A theorem about inductive inference In the book 'Introduction of the theory of Statistics' by Mood,Graybill,Boes (third edition)on page 220 (Chapter 6 on Sampling) you can read:
'Inductive inference is well known to be a hazardous process.In fact,it is a theorem of logic that in inductive inference uncertainty is present.One simply cannot make absolutely certain generalization.'
What theorem of logic do they refer to? Can you give me please some reference to this fundamental result ?
 A: This is an elementary but I think reasonable explanation of the difference between deductive and inductive reasoning. The authors make clear that most arguments can be framed either way, but require different types of support. In their example, one can argue that a kicked ball will fall to the ground by appeal to Newton's law (deductive) or by reference to previous instances in which balls have fallen (inductive).
This highlights the risk of induction. Absent a general rule, inference (induction) can lead one in the wrong direction. We would not want to say that a fair roulette wheel will land on black simply because it has done so several times in a row. 
Hope this helps.
A: The use of the term "theorem" seems rather strange.  It at least doesn't feel like we can formalize this idea quite in the same way logical theorems, and mathematical theorems, can get formalized.

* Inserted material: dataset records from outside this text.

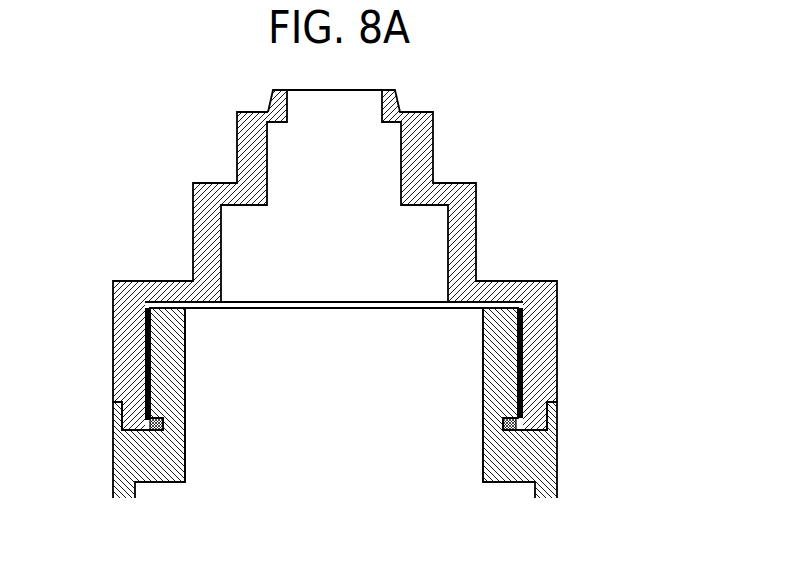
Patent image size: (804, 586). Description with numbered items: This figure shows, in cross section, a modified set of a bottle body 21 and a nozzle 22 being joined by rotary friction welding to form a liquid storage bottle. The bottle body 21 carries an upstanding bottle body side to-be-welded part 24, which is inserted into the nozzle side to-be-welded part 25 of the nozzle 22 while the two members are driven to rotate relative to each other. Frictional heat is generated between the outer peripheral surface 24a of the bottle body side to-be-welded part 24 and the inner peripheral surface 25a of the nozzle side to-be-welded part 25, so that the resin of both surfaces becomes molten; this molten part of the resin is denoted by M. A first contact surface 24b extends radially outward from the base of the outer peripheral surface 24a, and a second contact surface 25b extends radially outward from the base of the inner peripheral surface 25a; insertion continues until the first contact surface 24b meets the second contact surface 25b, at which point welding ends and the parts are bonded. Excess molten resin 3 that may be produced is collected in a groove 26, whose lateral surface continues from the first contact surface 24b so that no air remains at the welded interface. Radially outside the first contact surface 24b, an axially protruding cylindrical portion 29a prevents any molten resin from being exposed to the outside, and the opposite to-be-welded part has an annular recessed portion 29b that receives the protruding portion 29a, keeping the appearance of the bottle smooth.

The bottle body 21 is at (613, 506).
The nozzle 22 is at (541, 180).
The bottle body side to-be-welded part 24 is at (168, 333).
The outer peripheral surface 24a is at (150, 385).
The first contact surface 24b is at (527, 426).
The nozzle side to-be-welded part 25 is at (547, 323).
The inner peripheral surface 25a is at (520, 378).
The second contact surface 25b is at (535, 432).
The groove 26 is at (157, 428).
The protruding portion 29a is at (557, 412).
The annular recessed portion 29b is at (553, 422).
The molten resin 3 is at (163, 422).
The molten part M is at (552, 282).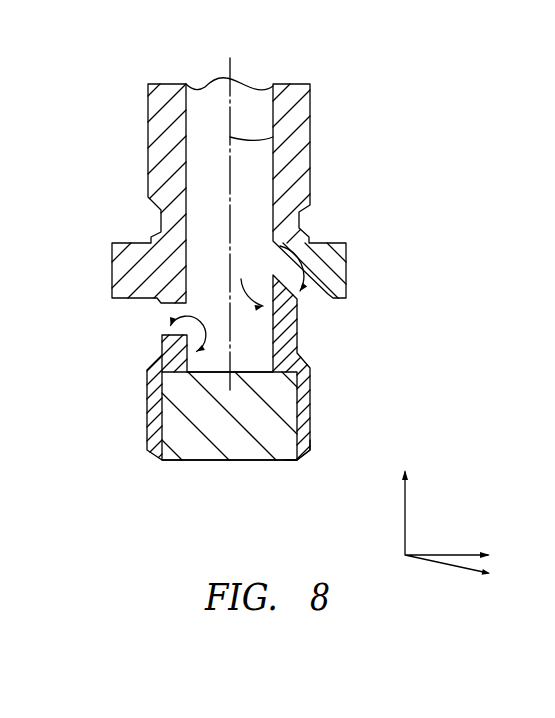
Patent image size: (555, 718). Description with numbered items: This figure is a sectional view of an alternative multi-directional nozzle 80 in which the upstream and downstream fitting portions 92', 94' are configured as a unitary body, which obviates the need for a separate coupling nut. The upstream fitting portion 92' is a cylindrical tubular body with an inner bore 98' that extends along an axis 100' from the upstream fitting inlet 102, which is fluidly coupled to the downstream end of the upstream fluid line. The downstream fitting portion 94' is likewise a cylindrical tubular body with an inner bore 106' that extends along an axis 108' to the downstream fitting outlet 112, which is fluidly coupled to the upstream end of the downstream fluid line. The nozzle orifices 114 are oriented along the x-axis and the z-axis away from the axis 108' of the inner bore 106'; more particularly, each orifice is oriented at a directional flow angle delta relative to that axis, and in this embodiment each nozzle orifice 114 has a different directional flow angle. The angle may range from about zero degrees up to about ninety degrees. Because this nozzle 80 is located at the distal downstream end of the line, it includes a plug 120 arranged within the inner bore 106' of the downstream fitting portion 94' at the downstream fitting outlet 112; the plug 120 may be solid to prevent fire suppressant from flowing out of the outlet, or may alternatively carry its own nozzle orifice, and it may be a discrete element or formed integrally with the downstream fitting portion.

The multi-directional nozzle 80 is at (88, 87).
The upstream fitting inlet 102 is at (259, 86).
The upstream fitting portion 92' is at (128, 193).
The inner bore 98' is at (347, 191).
The inner bore 106' is at (347, 191).
The axis 100' is at (342, 121).
The axis 108' is at (342, 121).
The downstream fitting portion 94' is at (273, 367).
The plug 120 is at (202, 450).
The downstream fitting outlet 112 is at (297, 460).
The nozzle orifices 114 is at (187, 317).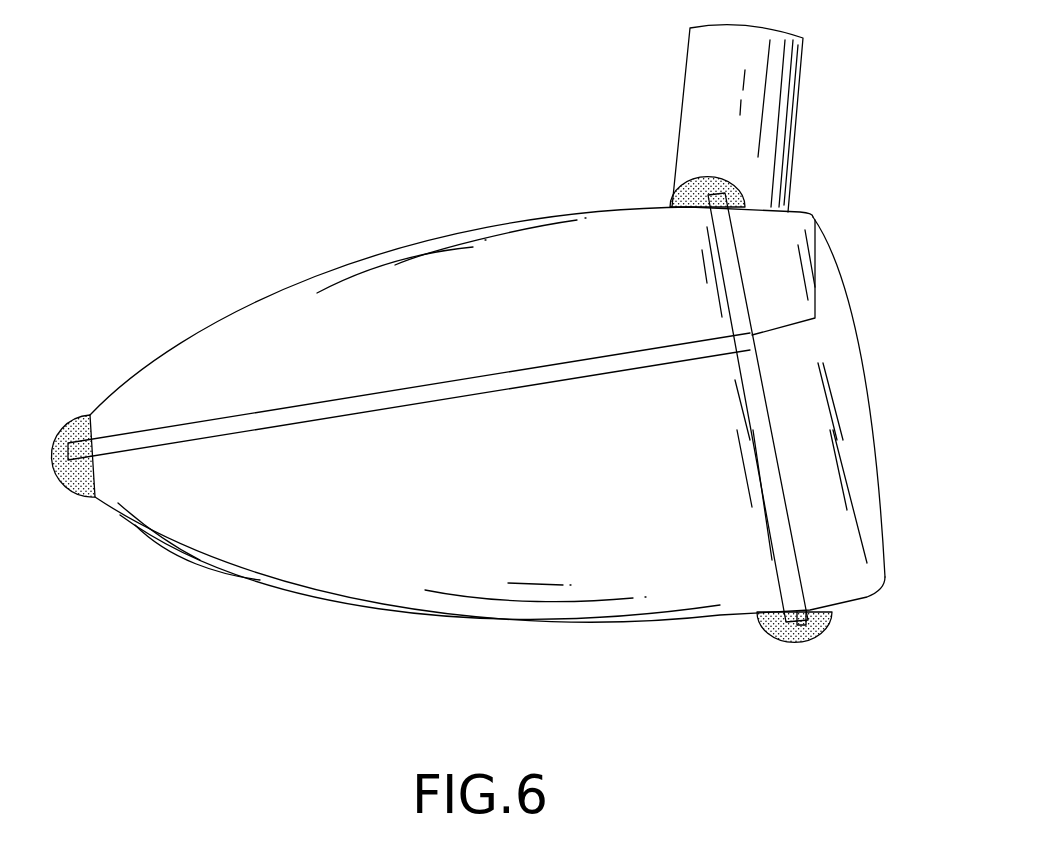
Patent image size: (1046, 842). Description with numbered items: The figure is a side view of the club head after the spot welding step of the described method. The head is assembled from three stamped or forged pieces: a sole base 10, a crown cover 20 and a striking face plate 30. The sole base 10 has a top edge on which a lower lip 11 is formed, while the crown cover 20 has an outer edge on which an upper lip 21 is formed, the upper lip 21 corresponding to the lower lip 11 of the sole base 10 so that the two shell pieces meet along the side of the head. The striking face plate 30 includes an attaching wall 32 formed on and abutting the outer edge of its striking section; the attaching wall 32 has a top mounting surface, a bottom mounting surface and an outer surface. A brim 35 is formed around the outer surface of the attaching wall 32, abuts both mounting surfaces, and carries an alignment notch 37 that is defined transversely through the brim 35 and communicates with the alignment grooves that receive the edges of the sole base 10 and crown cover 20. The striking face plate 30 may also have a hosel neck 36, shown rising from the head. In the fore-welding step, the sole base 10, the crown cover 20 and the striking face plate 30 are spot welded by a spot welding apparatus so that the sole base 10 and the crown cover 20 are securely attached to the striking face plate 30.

The sole base 10 is at (477, 592).
The lower lip 11 is at (505, 388).
The crown cover 20 is at (415, 260).
The upper lip 21 is at (515, 377).
The striking face plate 30 is at (848, 263).
The attaching wall 32 is at (835, 570).
The brim 35 is at (807, 643).
The hosel neck 36 is at (760, 108).
The alignment notch 37 is at (748, 353).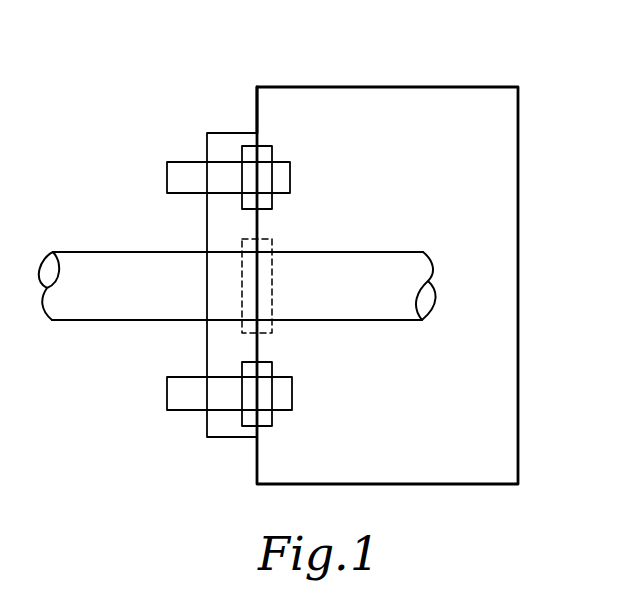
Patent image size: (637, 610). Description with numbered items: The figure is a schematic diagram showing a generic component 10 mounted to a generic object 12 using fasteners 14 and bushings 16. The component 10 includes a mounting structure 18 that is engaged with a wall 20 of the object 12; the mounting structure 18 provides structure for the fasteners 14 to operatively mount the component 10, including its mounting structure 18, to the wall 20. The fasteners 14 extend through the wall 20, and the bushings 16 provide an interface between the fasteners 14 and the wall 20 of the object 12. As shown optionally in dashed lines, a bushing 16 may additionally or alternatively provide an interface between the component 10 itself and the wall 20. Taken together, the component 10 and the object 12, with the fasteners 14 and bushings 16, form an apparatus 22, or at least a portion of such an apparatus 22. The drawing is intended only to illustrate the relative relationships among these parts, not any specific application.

The component 10 is at (77, 247).
The object 12 is at (384, 80).
The fasteners 14 is at (175, 162).
The bushings 16 is at (263, 146).
The mounting structure 18 is at (222, 133).
The wall 20 is at (257, 105).
The apparatus 22 is at (518, 66).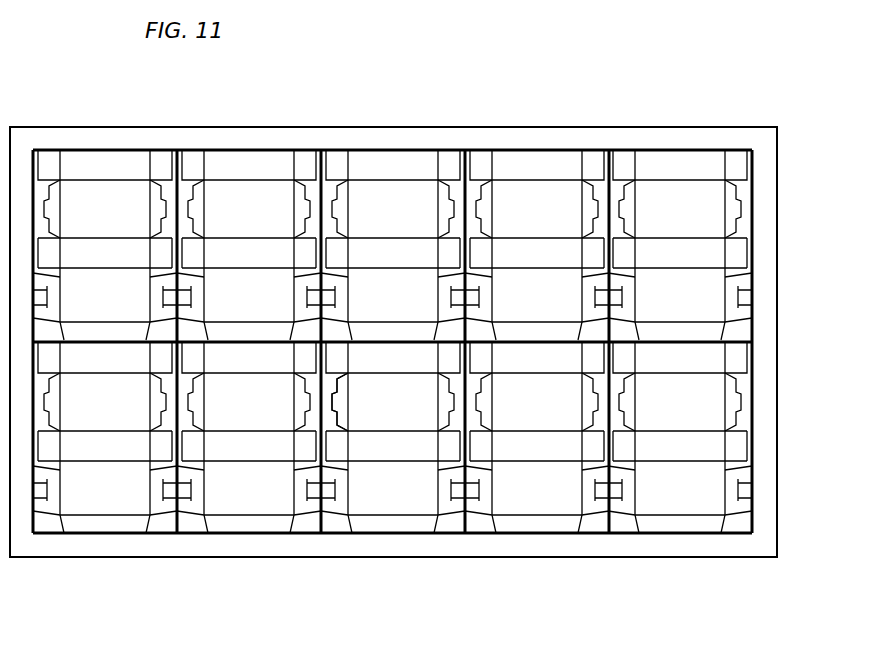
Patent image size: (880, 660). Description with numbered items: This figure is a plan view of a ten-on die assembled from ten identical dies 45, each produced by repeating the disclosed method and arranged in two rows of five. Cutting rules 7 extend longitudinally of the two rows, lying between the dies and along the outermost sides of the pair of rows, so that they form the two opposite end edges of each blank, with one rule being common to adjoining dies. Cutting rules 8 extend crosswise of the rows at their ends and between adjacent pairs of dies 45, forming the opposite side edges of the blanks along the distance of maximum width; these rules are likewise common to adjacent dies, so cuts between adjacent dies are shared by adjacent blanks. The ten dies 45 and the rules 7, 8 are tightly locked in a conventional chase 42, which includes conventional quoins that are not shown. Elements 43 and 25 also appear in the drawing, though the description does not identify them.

The chase 42 is at (508, 112).
The cutting rules 7 is at (115, 148).
The cutting rules 8 is at (36, 157).
The divider panel 43 is at (610, 361).
The dies 45 is at (657, 186).
The bracket 25 is at (350, 410).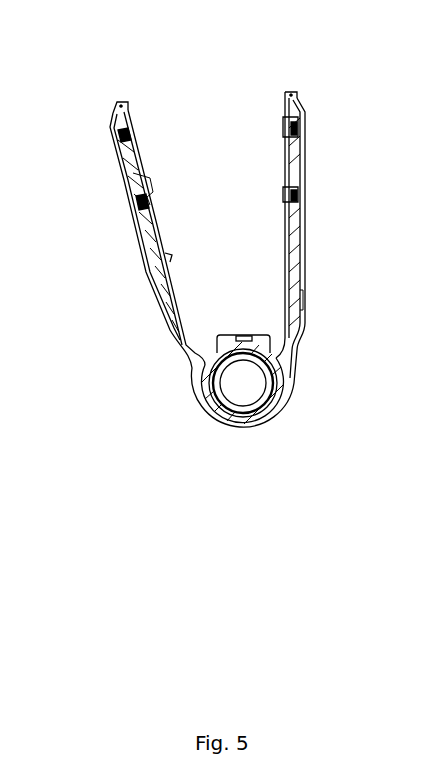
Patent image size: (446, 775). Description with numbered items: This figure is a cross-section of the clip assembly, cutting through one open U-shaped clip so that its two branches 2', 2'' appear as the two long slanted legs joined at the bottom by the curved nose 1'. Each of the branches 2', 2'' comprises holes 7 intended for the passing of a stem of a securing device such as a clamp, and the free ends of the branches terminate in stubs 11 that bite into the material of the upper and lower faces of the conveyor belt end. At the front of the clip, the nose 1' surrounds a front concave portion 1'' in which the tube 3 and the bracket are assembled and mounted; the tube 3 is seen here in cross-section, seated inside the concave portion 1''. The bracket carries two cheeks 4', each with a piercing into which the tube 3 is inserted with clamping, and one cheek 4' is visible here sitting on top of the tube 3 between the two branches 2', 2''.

The stub 11 is at (119, 104).
The hole 7 is at (118, 137).
The branch 2' is at (333, 237).
The branch 2'' is at (116, 235).
The cheek 4' is at (230, 307).
The tube 3 is at (221, 400).
The nose 1' is at (242, 456).
The front concave portion 1'' is at (297, 427).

That said, it isn't hard to make the case that uncertainty has to come as present in inductive inference.  Let us suppose that uncertainty does not exist in inductive inference (this presupposes that uncertainty either exists or does not exist in a given situation, which seems safe here).  It then follows that inductive inference would qualify as certain.  So, inductive inference would have to always work.  But, it doesn't always work, as plenty of examples can get supplied where it leads us in the wrong direction.  So, inductive inference doesn't qualify as certain, and consequently in inductive inference uncertainty is present.
"Truism of logic" or "truth of logic" might work as better here than "theorem of logic".  I doubt that by "theorem" the authors meant anything more than "truth of logic", though I don't know for certain.